Salehpour previously said he observed Boeing workers taking shortcuts when assembling its 787 Dreamliner. “Boeing took these shortcuts in its production processes, based on faulty engineering and an erroneous assessment of available data, which allowed the use of potentially defective parts and installations in 787 fleets,” he said during the hearing.

The Federal Aviation Administration is investigate his allegations.

Salehpour also claimed that Boeing executives pressured him to stop expressing his concerns internally. “I was ignored, told not to create delays. I was told frankly to shut up,” he said Wednesday.

Salehpour said he was then reassigned to work on Boeing’s 777 program, where he claimed to have “literally seen people jumping on pieces of airplane to line them up.”


New safety allegations against Boeing from whistleblower

03:30

Another whistleblower, former Ed Pierson, engineer at Boeing, executive director of the Aviation Safety Foundation, also appeared at the Senate hearing. Pierson also expressed concerns that Boeing is ignoring safety issues.

“(T)he unsafe manufacturing conditions that led to the two 737 MAX disasters and the Alaska Airlines crash continue to exist, putting the public at risk,” Pierson said, referring to accidents involving aircraft Boeing in 2018 and 2019, as well as a January incident in which a the door stopper fell off an Alaska Airlines plane in mid-flight.
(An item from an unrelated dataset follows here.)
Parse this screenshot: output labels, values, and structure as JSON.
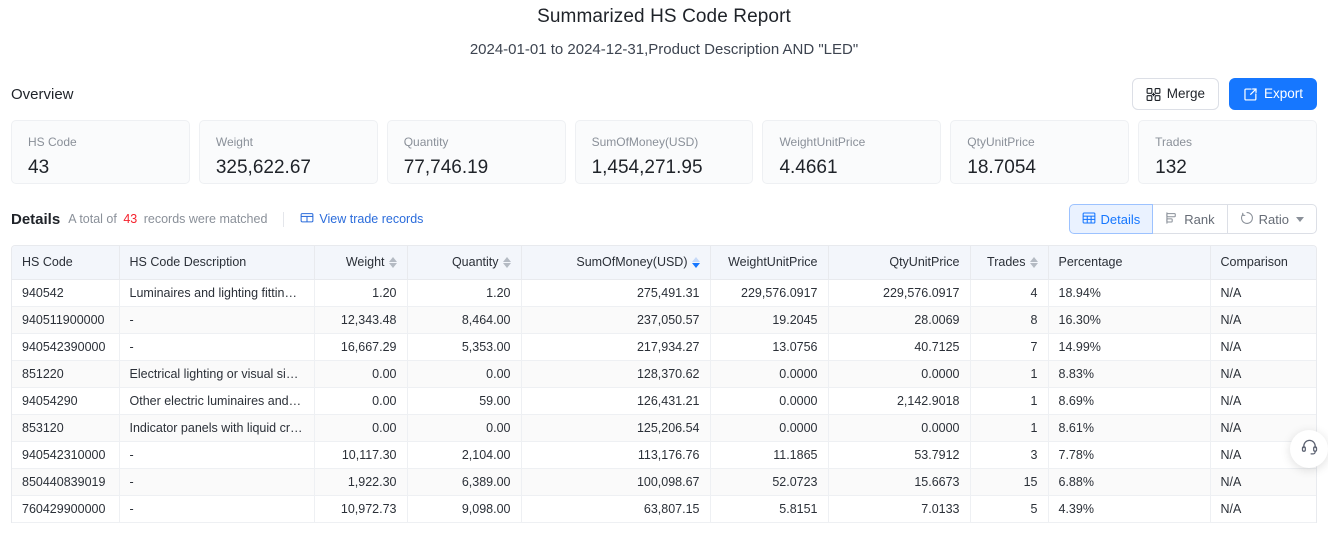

Sen. Richard Blumenthal, the Connecticut Democrat who chairs the Senate subcommittee, and his top Republican, Sen. Ron Johnson of Wisconsin, have requested documents from Boeing dating back six years. Blumenthal said at the start of the hearing that his panel planned to hold further hearings on the safety of Boeing’s planes and that he hoped Boeing CEO David Calhoun would appear for questioning.

Neither Calhoun nor any Boeing representatives attended Wednesday’s hearings. A Boeing spokesperson said the company was cooperating with lawmakers’ investigation and offered to provide documents and briefings.

Boeing denies Salehpour’s allegations and defends the safety of its planes, including the Dreamliner. Two Boeing technical officials said this week that years of design tests and aircraft inspections have found no signs of fatigue or cracking in the composite panels used in the 787.

“A 787 can operate safely for at least 30 years before requiring extensive airframe maintenance routines,” Boeing said in a statement. “Extensive and rigorous fuselage testing and extensive maintenance checks on nearly 700 aircraft in service to date have found no evidence of airframe fatigue.”

“Under the supervision of the FAA, we have thoroughly inspected and reworked aircraft and improved production quality to meet rigorous standards that are measured to hundredths of an inch,” the company added.

Boeing officials also rejected Salehpour’s claim that he saw factory workers jumping on fuselage sections of another of Boeing’s largest passenger planes, the 777, to bring them into line.

—The Associated Press contributed to this report.